Summer just started and history suggests a sunny forecast.
In the 35 times since 1950 when the S&P 500 rose at least 3 percent heading into the first day of the season, the full year was positive every.
That trend will stretch into a 36th year, according to Mark Tepper, president of Strategic Wealth Partners.
"We're still overweight stocks at the expense of bonds and we really do expect to hold that positioning at least until the end of the year before we would potentially downshift to neutral," Tepper told CNBC's "Trading Nation" on Thursday. "Our research says absolutely no recession until 2020, so it does make sense to stay overweight stocks right now."
The S&P 500 should end the year at around 2,900, predicts Tepper. Those levels imply a 5.5 percent rise from current levels and would see the S&P 500 end 2018 with full-year gains of 8.5 percent. The benchmark index came close to 2,900 at its record-making peak in late January.
This march to 2,900 won't be a straight shot, Tepper warns.
"As there's all this trade war talk going on, as long as that's a concern, I think the market is going to trade within a range, and I would expect that to really persist through the end of the summer," said Tepper. "I wouldn't expect any significant upside until all of this stuff calms down."
Market fears over a brewing trade war between the U.S. and China have hit stocks this week. The S&P 500 was up just over 3 percent heading into June 21, although it is down 1 percent for the week and on track for its worst week since March. Worries pushed the Dow into negative territory for the year.

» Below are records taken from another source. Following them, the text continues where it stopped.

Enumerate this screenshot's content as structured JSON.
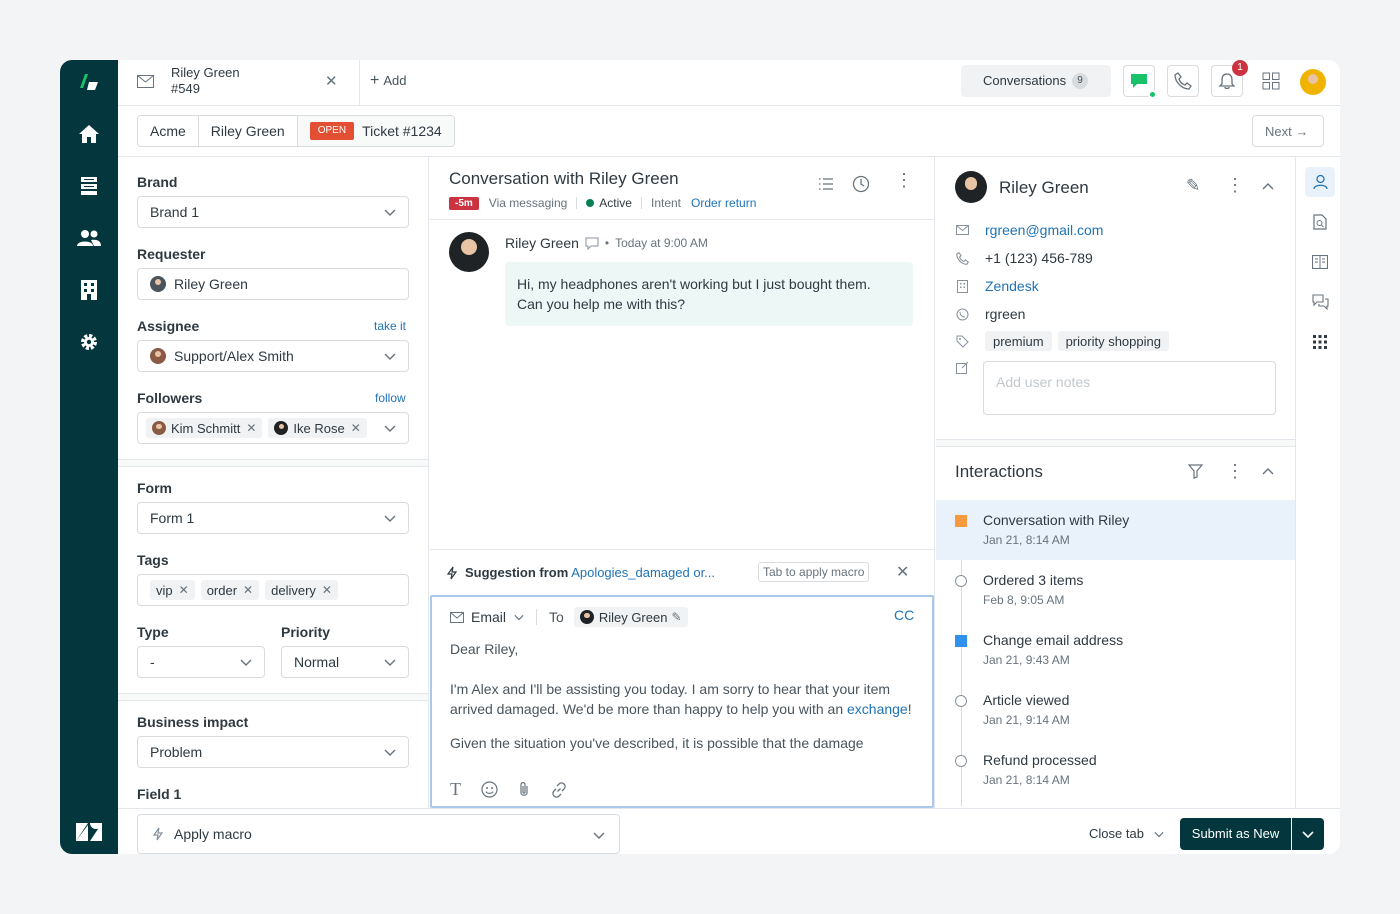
{
  "tab": {
    "name": "Riley Green",
    "number": "#549",
    "add_label": "Add"
  },
  "topbar": {
    "conversations_label": "Conversations",
    "conversations_count": "9",
    "notification_count": "1"
  },
  "breadcrumb": {
    "org": "Acme",
    "requester": "Riley Green",
    "status": "OPEN",
    "ticket": "Ticket #1234"
  },
  "next_label": "Next",
  "left": {
    "brand_label": "Brand",
    "brand_value": "Brand 1",
    "requester_label": "Requester",
    "requester_value": "Riley Green",
    "assignee_label": "Assignee",
    "assignee_action": "take it",
    "assignee_value": "Support/Alex Smith",
    "followers_label": "Followers",
    "followers_action": "follow",
    "followers": [
      "Kim Schmitt",
      "Ike Rose"
    ],
    "form_label": "Form",
    "form_value": "Form 1",
    "tags_label": "Tags",
    "tags": [
      "vip",
      "order",
      "delivery"
    ],
    "type_label": "Type",
    "type_value": "-",
    "priority_label": "Priority",
    "priority_value": "Normal",
    "impact_label": "Business impact",
    "impact_value": "Problem",
    "field1_label": "Field 1"
  },
  "conversation": {
    "title": "Conversation with Riley Green",
    "time_badge": "-5m",
    "channel": "Via messaging",
    "status": "Active",
    "intent_label": "Intent",
    "intent_value": "Order return",
    "author": "Riley Green",
    "timestamp": "Today at 9:00 AM",
    "message_line1": "Hi, my headphones aren't working but I just bought them.",
    "message_line2": "Can you help me with this?"
  },
  "suggestion": {
    "prefix": "Suggestion from",
    "macro": "Apologies_damaged or...",
    "hint": "Tab to apply macro"
  },
  "editor": {
    "channel": "Email",
    "to_label": "To",
    "recipient": "Riley Green",
    "cc_label": "CC",
    "greeting": "Dear Riley,",
    "body": "I'm Alex and I'll be assisting you today. I am sorry to hear that your item arrived damaged. We'd be more than happy to help you with an ",
    "link": "exchange",
    "link_suffix": "!",
    "more": "Given the situation you've described, it is possible that the damage"
  },
  "profile": {
    "name": "Riley Green",
    "email": "rgreen@gmail.com",
    "phone": "+1 (123) 456-789",
    "org": "Zendesk",
    "handle": "rgreen",
    "tags": [
      "premium",
      "priority shopping"
    ],
    "notes_placeholder": "Add user notes"
  },
  "interactions": {
    "title": "Interactions",
    "items": [
      {
        "title": "Conversation with Riley",
        "date": "Jan 21, 8:14 AM"
      },
      {
        "title": "Ordered 3 items",
        "date": "Feb 8, 9:05 AM"
      },
      {
        "title": "Change email address",
        "date": "Jan 21, 9:43 AM"
      },
      {
        "title": "Article viewed",
        "date": "Jan 21, 9:14 AM"
      },
      {
        "title": "Refund processed",
        "date": "Jan 21, 8:14 AM"
      }
    ]
  },
  "footer": {
    "macro_label": "Apply macro",
    "close_tab": "Close tab",
    "submit": "Submit as New"
  },
  "colors": {
    "rail": "#03363d",
    "accent": "#1f73b7",
    "open": "#e34f32",
    "danger": "#cc3340",
    "active": "#038153"
  }
}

Matt Maley, equity strategist at MillerTabak, says the Federal Reserve could introduce larger market tremors than trade worries.
"Every Fed tightening cycle, it has always caused disruptions in the stock market and a slowdown in the economy," Maley said Thursday's "Trading Nation." "It didn't always cause a recession but it usually did and it didn't always cause a bear market but it usually did."
The aftershocks of tighter monetary policy are beginning to be felt on markets, says Maley, and those fissures could widen.
"We saw it in the short-vol trade, then we saw it in emerging markets, and then we saw it in southern Europe, now we're seeing it in European banks," said Maley. "Eventually this thing kind of all spills over and eventually hits the U.S. markets, so I'm concerned we'll see another pullback into correction territory."
The S&P 500 is currently 4 percent lower than its 52-week high set on Jan. 26, far from the more than 10 percent decline required for a correction. To be at that level, the S&P 500 would need to drop to at least 2,585.